La sentinelle ne saura jamais pourquoi ni comment elle est morte. Mes lames glissent sur sa gorge, l'embrassent, un baiser froid et dur, le dernier qu'il connaîtra. Il s'affaisse contre moi, son goût de haut elfe me révulse. Je cours déjà vers le prochain, qui se retourne, me voit, crie.
L'alerte, enfin, est donné. Le cri de celui qui a donné l'alerte se transforme en gémissement de douleur, d'agonie. Il est remplacé par le mien.
Soyez des ombres, sans bruit, frappez sans qu'on ne vous remarque. Mes
Le combat commence, pour de vrai.
Mes lames dansent, chantent, virevoltent. Mes bracelets de douleurs mordent parfois ma chair, délicate brûlure pour me rappeler que je suis en vie pour m'empêcher de m'oublier dans le combat, dans la frénésie du sang qui m'éclabousse.
Je tranche, lacère, coupe.
Mes lames brillent, chantent, embrassent.
Tourbillons de douleur et de sang. Je ne frappe pas pour tuer. Je lacère pour faire souffrir, pour prolonger l'agonie.
Pourquoi tuer alors que je peux faire durer le plaisir ?

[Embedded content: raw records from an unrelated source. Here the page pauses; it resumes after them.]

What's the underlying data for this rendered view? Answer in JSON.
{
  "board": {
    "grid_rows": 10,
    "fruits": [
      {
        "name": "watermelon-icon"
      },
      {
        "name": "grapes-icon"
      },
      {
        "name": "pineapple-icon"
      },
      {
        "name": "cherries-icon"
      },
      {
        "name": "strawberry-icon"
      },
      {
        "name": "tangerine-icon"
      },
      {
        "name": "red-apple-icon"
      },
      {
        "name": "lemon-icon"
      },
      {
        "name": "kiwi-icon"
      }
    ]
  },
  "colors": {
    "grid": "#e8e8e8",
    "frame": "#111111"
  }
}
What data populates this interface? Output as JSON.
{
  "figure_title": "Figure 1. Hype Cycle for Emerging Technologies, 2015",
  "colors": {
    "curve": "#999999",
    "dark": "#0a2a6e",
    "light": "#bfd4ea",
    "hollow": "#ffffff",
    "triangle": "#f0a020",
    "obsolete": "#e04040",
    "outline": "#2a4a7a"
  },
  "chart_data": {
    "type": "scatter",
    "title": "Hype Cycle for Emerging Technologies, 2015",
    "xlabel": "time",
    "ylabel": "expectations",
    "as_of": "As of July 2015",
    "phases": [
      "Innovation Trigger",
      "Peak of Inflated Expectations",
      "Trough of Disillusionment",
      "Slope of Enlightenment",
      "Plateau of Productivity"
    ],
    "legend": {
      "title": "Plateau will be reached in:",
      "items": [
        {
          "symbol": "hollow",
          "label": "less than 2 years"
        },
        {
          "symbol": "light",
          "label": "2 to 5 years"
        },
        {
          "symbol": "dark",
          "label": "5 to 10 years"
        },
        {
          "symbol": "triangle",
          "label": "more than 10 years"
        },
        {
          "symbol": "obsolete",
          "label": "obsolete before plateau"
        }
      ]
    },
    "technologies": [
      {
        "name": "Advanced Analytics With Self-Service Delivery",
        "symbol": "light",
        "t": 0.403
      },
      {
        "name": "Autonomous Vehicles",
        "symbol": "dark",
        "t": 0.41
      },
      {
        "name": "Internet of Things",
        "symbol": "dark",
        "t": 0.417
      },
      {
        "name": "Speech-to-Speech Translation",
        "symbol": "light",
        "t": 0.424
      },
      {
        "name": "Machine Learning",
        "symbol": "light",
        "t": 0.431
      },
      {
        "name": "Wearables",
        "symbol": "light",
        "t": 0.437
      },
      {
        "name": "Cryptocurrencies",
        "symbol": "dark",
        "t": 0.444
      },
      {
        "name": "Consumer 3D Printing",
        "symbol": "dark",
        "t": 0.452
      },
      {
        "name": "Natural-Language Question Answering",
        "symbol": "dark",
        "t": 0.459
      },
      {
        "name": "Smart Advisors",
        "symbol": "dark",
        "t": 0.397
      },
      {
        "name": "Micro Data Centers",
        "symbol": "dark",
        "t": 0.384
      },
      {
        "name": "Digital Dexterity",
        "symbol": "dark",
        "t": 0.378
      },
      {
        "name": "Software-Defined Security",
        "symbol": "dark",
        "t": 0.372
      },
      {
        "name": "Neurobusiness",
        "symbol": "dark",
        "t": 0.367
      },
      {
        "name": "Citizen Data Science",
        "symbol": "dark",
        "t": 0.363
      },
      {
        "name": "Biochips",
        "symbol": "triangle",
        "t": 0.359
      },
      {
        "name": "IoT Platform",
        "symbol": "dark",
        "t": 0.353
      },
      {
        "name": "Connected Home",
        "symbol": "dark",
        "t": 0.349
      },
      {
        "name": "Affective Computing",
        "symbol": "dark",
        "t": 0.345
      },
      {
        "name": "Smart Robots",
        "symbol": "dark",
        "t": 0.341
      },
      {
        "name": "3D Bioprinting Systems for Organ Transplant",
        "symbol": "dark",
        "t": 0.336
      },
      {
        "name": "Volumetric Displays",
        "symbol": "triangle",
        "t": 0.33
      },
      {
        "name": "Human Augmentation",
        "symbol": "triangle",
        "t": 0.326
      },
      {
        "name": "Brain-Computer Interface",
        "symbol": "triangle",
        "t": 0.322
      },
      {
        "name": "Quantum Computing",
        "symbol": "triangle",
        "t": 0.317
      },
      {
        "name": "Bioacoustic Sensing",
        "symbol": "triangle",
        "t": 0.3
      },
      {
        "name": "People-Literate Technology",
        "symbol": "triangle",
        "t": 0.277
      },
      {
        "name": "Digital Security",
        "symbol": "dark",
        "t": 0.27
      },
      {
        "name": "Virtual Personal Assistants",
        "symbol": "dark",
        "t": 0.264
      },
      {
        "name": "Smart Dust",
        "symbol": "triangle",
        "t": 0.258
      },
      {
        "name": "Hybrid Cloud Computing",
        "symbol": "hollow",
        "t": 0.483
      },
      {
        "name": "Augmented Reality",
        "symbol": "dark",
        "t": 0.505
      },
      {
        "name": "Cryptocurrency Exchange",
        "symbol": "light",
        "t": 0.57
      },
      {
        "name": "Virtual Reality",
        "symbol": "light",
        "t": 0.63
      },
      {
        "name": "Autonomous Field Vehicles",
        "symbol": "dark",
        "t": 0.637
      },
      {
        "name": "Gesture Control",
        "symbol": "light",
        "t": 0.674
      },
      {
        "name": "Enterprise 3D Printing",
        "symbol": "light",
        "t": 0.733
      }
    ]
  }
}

Le fil de mes lames tranchent muscles, entaillent artère et gorges. La vie s'échappent lentement des haut elfes qui tombent sous mes coups. Je savoure le goût de leur agonie. Ma peau frissonne sous la caresse de leur sang. Décidément non, je ne comprendrais jamais comment l'on peut prendre plaisir à se battre en armure.
Il ne reste plus personne. Ils sont tous mort ou presque. Déjà... Le silence petit à petit se fait à nouveau. L'amère goût de leur droiture disparaît peu à peu du fond de ma gorge. Il est l'heure de repartir, de rentrer faire mon rapport.
Un bruit.
Je me fige. Il en reste un. J'ai été inattentive. J'ai failli le rater. Je peux presque sentir sa peur. Il doit être jeune. Le voilà, là, au fond d'une tente. Il tremble.
'Si tu me supplies, je te laisserais la vie sauve ' lui dis-je amusée. Après tout, pourquoi me refuser un petit mensonge. Je le sens qui voudrait me croire, qui voudrait oublier son honneur et sa droiture.
'Menteuse'.
D'un simple mot il retrouve, presque, son courage. Il soulève sa lourde hache et se jette sur moi. Il n'a aucune chance. Un pas rapide sur le coté, presque comme si nous dansions et ma lame s'enfonce jusqu'à la garde. Il hoquette de douleur, je tourne ma lame en son sein. Il lâche son arme, sent la mort venir. Il essaie de m'étrangler et c'est alors que dans la faible lueur du feu, à l'extérieur, il croise mon regard. Il sursaute tandis que ma dague s'enfonce à nouveau en lui.
Un autre mot, le dernier. Un dernier mot qui me définie, plus encore que le premier.
'Aveugle'.
Il est mort. J'essuie mes dagues sur sa cape. Leur sang sèche sur ma peau. Je repars.